La gestation pour autrui (GPA) | SCBS

La gestation pour autrui (GPA)

La gestation pour autrui (GPA) ou maternité de substitution est un accord par lequel une femme, communément appelée mère gestationnelle, ou « mère-porteuse », ou encore « mère de substitution », accepte de porter un enfant pour le remettre à sa naissance à un couple, appelé « parents intentionnels » ou « parents commanditaires », qui est à l’origine du projet parental. Autorisée en fait et en droit dans certains pays comme en Angleterre, la GPA est interdite en droit mais contournée dans les faits en France. Toutefois, qu’elle soit licite ou prohibée, au-delà des enjeux juridiques de la GPA sur la filiation des enfants nés de cette pratique comporte des conséquences médicales et psychologiques, tant pour l’enfant que pour la mère porteuse, qui ne sont pas toujours régit ou prévues par les législateurs. Parmi les enjeux médicaux, se trouvent les risques de grossesses multiples, la prématurité de l’enfant et le fait que la grossesse et l’accouchement en eux même ont des répercussions sur le corps de la mère porteuse.
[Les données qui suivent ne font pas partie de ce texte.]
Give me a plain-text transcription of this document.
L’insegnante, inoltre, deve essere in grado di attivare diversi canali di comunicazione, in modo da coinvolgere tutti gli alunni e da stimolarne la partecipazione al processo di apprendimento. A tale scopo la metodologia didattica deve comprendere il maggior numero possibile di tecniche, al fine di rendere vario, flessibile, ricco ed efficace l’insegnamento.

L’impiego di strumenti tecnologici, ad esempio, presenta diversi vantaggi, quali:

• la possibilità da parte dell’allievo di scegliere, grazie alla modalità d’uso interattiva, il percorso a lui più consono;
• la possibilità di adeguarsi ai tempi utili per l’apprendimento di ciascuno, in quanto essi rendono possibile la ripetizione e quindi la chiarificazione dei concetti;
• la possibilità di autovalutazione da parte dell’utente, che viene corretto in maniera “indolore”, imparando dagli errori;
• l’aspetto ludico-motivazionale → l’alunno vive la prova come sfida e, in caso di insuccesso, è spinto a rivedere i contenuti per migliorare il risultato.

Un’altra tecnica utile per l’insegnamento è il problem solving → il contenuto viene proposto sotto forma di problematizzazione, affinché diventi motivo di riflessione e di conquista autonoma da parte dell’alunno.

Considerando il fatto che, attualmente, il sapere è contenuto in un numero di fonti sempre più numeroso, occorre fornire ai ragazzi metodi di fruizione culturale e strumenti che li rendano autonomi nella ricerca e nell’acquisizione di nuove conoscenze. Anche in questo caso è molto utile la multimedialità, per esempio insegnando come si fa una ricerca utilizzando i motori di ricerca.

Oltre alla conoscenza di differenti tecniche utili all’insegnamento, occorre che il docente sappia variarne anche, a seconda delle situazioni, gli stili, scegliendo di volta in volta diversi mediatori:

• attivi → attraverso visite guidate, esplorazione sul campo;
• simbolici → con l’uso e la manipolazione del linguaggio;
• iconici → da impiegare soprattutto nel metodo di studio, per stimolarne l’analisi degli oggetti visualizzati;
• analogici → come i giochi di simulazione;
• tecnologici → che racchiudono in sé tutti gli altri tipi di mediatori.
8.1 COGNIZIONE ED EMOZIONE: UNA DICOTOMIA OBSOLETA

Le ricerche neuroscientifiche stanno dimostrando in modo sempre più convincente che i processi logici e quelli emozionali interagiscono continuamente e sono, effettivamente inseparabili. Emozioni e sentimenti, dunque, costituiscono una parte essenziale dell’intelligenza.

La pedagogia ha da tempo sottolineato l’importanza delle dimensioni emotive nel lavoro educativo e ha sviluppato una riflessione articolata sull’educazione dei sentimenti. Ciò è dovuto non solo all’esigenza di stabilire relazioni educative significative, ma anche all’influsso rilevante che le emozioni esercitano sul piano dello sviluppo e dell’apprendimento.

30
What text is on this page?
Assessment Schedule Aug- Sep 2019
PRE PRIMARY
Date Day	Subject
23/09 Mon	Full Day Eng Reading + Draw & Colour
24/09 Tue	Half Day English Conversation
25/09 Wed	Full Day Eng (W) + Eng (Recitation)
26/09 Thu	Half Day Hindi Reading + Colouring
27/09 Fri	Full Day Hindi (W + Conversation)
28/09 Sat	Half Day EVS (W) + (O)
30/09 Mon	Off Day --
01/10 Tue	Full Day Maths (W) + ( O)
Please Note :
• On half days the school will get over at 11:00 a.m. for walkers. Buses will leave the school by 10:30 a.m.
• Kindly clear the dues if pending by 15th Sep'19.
Quant aux effets psychologiques de la GPA, il y a notamment le risque d’instrumentalisation et de marchandisation de la personne inhérent à la GPA. La mère porteuse ne risque-t-elle pas de devenir un « outil de production » et que son corps soit mobilisé et utilisé pendant plusieurs mois ? En ce qui concerne les problématiques entourant l’enfant n’y a- t- il pas le risque qu’il soit considéré comme une « marchandise » ou « l’objet » d’un contrat qui doit être remis au couple intentionnel après sa naissance et dont la remise doit être conforme à ce qui était prévu par ces derniers notamment un enfant en bonne santé ? De tels risques peuvent-ils à leur tour avoir des conséquences sur son développement ? Les conséquences de la GPA sur les autres enfants, qu'il s'agisse des enfants de la gestatrice ou de ceux du couple receveur tout autant d’éléments à prendre en compte.